I don’t think I will try to resolve this. It is enough to point out the significant gulf between our rhetoric and our reality. And I must say that I am not very impressed (any more) about all the faux spiritual language tossed around by those claiming special nearness to the Almighty. Yes indeed, Jesus did say, ‘I am…the truth’, and, ‘You shall know the truth and the truth shall set you free.’ But the most religious, the most hyper-spiritual have tended to be the most judgmental and truth-suppressing people I’ve ever come across (I allow that my experience may not be yours). Such people make the Church, which Christ has designed and called to be the safest place for sinners on the planet, into a museum of the holy, with themselves on prime display. A twelve-step meeting full of drunkard, drug or sex addicted ‘sinners’ is closer to the kingdom of God than many self-described ‘churches’ full of the so-called saved.
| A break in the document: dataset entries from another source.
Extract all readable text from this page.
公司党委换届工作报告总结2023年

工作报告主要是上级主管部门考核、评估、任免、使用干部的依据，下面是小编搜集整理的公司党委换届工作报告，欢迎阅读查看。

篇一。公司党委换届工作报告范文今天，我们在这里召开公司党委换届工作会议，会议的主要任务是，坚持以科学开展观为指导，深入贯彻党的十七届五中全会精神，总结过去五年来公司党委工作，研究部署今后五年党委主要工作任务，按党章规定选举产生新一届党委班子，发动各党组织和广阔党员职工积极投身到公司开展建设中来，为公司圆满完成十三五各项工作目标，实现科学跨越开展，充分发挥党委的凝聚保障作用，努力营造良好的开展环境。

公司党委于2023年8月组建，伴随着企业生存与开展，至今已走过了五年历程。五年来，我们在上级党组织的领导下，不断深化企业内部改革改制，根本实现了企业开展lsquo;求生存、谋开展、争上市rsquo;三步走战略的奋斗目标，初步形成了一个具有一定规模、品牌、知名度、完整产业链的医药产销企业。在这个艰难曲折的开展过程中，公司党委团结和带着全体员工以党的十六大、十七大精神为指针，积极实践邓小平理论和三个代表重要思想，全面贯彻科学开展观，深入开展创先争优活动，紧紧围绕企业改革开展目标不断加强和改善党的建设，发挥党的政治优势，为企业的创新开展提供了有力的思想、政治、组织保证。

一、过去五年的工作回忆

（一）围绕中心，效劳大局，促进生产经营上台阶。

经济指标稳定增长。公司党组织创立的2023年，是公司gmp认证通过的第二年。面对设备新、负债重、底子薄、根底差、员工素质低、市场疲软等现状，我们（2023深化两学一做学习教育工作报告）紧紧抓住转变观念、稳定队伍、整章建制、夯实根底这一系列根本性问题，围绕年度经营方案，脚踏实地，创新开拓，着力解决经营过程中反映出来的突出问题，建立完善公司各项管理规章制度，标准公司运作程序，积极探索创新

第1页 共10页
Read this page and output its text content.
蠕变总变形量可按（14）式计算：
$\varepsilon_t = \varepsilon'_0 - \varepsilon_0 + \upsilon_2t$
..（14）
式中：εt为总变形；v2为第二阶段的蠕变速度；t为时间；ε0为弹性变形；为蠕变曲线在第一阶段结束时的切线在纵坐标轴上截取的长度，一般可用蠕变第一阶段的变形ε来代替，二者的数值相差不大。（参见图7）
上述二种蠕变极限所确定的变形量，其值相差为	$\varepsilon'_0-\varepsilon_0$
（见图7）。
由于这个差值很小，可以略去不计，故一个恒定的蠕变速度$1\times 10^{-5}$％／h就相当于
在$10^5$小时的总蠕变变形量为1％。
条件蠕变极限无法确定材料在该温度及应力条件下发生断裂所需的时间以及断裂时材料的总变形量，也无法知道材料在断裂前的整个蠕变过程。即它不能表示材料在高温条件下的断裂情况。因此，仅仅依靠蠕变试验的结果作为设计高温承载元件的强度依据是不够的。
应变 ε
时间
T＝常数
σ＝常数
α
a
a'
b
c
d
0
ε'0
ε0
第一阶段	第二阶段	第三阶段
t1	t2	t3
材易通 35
Jesus suffered for being honest, more than any of us can ever know. So did the apostles. And the martyrs. So has anyone who has ever wrestled with denying oneself, picking up one’s cross, and following in Jesus’ footsteps. The pressure on us to compromise the truth in all its manifestations is immense. At every new point we are confronted with a new opportunity to corrupt the truth – the truth about ourselves, about our neighbor, about our past, about our God. And yet this is where the battle presses home, in my life and in yours, in my present and in yours. Not just every day, but every moment. And it comes down to this with every point of awareness – will I be a man who lives the truth? Or will I be a man who lives a lie? I’ve lived long enough to know that these are the hardest questions I will ever face. And I suspect they will be your hardest questions as well.